It's about Time
Kia ora tatou:
It has been quite some time since I made a post, and one or two subtle comments have made that quite clearly. Thank you.
I made the comment in a previous post about the transient nature of what we photograph. I think this is an idea that has been rattling around inside the Bridge head for some time.
One of the things we can do with our images( and should do) is to revisit them (assuming, of course, that we haven't suffered from a form of photographic self-mutilation and thrown them all out). Often it is the quiet pictures that can tell us the most, you know, the ones we tend to overlook, the images that sit politely in the background waiting for us to take notice, quietly confident, leaving it up to us to pay attention or pass by. Here is one such image, which has taken me some three months to come back to. May I extend my apologies to it.
I was walking on the beach at a place called Flat Point, which is in the Wairarapa, along with a friend and artist called Steve Lawrie. It is always fun to be out with a painter, because they see things you don't, and hopefully, you see things they don't. And here is an interesting point about the difference between painting and a photograph.
It's about Time, really.
A painter puts Time into his painting, both literally and figuratively. It takes Time for him to make the painting, and in doing so, he, consciously or unconsciously, puts an extended Time-Frame into his image. Because of that fact, and his awareness of it, it is very difficult for him to be really selective about a particular moment. Painters’ moments tend to be long, and tend to have a figurative nature that suggests things more universal than particular.
Consider this painting by the American artist Edward Hopper. The two people, a man and a woman, are sitting on a porch at night, having a discussion. They are illuminated by a light coming from the ceiling at center-left. The discussion is obviously serious. They might be talking about which McDonald's they will go to for tea, but somehow I don't think so. It seems to be one of those “relationship” discussions. It could be a photograph, a moment taken at a fraction of a second. But there is a sense of a wider Timeframe, and the sense that what we're seeing is the encapsulation of an event that somehow takes place over a longer Time period.
Of course it does.
Hopper may well have started from a photograph, or he may well have started from a simple memory.
Whatever.
The point here is that, in the process of making the painting, he must have thought about that relationship issue again and again and again. Every time he came to it, he might well have seen it in a different light, have seen a different interpretation of that moment. And of course consciously or unconsciously, he will have worked those ideas into the painting. Thus, the time taken to think about the moment has extended the moment, and the time taken to put paint on canvas has also lengthened the moment. It is the nature of painting.
Photography is radically and fundamentally opposed. Photography, by its very nature, is a documentary medium. We document moments in Time. Andre Cartier-Bresson, in his book The Decisive Moment, talks about this. Our selection of shutter speed dictates the slice of Time that will be recorded. Whether it is a fast or slow shutter speed, we're still really talking only about Moment. It has always been so for the photographer. A fast shutter speed slices the moment, very finely, while a slow shutter speed takes a bigger section. Either way, we do not have the opportunity to enlarge the timeframe post-capture in the same way that the painter does. Take this the next stage further and the crucial photographic issue we're really talking about is Time, and the exploration of Time.
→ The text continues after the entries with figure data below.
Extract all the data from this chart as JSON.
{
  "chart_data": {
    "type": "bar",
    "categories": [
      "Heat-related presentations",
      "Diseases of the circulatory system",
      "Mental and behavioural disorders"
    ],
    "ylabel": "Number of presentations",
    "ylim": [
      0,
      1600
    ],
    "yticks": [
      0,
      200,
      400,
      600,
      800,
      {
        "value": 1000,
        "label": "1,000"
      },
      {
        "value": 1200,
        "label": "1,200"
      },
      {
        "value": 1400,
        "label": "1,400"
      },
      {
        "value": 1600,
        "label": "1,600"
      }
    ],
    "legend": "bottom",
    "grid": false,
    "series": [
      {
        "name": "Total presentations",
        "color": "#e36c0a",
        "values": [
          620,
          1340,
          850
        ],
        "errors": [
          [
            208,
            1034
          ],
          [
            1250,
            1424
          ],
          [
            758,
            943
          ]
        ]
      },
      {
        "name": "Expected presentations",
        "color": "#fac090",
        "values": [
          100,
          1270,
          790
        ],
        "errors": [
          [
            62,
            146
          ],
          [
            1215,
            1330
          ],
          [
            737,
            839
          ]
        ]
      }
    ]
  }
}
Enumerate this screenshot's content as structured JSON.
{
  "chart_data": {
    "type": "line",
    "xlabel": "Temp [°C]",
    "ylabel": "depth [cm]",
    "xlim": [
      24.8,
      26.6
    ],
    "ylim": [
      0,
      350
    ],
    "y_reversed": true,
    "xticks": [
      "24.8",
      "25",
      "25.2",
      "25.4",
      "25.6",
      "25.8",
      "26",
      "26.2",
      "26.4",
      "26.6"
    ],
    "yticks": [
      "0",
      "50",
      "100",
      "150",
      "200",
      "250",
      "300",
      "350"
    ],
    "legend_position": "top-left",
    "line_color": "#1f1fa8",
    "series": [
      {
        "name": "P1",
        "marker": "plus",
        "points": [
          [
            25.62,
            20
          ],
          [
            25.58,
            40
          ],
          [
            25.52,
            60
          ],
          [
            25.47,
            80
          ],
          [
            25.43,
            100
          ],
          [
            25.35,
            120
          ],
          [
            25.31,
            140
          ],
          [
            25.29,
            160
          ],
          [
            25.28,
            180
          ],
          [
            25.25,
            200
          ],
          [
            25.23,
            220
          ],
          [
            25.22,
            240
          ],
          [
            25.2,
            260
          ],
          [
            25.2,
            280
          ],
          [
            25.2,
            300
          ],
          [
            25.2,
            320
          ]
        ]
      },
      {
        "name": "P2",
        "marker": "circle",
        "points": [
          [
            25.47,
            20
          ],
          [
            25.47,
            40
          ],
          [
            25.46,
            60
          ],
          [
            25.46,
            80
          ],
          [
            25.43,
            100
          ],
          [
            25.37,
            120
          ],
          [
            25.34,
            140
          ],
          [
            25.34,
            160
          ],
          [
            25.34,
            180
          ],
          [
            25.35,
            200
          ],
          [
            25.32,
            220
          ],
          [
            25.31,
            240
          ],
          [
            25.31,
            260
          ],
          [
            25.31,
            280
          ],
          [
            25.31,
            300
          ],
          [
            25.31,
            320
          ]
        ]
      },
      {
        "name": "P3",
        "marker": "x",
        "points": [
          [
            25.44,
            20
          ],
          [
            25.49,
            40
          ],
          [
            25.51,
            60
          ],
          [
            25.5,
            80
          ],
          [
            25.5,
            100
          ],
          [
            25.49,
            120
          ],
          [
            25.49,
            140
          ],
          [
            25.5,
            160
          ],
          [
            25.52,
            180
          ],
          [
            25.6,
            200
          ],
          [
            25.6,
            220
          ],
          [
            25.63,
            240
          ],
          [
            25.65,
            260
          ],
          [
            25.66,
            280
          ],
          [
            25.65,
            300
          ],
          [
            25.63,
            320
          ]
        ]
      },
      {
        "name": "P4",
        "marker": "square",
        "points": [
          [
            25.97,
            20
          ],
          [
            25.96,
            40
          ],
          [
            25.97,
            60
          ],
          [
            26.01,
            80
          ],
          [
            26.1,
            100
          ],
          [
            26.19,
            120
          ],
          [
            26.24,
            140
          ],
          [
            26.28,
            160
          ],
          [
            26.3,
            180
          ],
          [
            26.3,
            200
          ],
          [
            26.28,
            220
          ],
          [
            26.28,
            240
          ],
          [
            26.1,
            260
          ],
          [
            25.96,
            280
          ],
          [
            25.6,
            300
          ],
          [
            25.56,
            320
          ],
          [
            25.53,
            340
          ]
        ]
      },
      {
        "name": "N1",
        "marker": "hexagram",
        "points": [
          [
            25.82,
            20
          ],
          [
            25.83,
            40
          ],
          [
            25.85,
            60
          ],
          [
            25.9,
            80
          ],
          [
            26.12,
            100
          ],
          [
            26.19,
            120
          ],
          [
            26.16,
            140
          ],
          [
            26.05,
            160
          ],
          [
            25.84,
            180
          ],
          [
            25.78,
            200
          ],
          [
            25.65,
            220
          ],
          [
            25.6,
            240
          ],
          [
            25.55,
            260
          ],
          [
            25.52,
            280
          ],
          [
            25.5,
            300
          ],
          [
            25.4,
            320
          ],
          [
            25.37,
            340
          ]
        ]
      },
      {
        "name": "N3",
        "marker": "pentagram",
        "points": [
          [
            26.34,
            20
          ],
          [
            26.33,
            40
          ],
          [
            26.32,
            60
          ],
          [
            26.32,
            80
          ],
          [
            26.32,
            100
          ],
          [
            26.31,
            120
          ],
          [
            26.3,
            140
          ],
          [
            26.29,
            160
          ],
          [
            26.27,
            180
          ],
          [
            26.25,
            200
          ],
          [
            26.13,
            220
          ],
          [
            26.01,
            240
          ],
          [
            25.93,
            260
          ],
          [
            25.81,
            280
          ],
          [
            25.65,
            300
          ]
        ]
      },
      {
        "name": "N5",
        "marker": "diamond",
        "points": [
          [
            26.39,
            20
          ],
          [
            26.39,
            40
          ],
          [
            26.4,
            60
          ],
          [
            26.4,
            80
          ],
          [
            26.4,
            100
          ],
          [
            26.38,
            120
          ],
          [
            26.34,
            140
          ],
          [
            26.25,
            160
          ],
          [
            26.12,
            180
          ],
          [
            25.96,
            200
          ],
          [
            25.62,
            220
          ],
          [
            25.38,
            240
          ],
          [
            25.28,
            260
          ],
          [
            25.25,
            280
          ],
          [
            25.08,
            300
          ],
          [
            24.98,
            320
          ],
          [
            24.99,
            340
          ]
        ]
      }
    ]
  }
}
Which brings me to the picture at the top of this post.
As I mentioned, Steve and I were walking along the beach, an untamed place, where southerly storms, still pumped up and ferocious, fresh from a wild ride up from the Antarctic, pound into the land. As we walked into the dunes, Steve pointed out these grasses. We stopped for a look, and there was a story writ small. In front of me was a narrative. The pattern in the sand told of wind, weather, and an event that had taken place over an extended period of time. The semi circular track in the sand resembled the face of a clock, the grasses the hands that described this event. As the grasses grew, the visual expression of this event would change. But the evidence was there, and no doubt had I chosen to look, I would have found its like repeated all over the beach. It is one of these wonderful times, when the part shows us the whole.
It wasn't a difficult picture to make, but it is taken me some three months to realise its significance.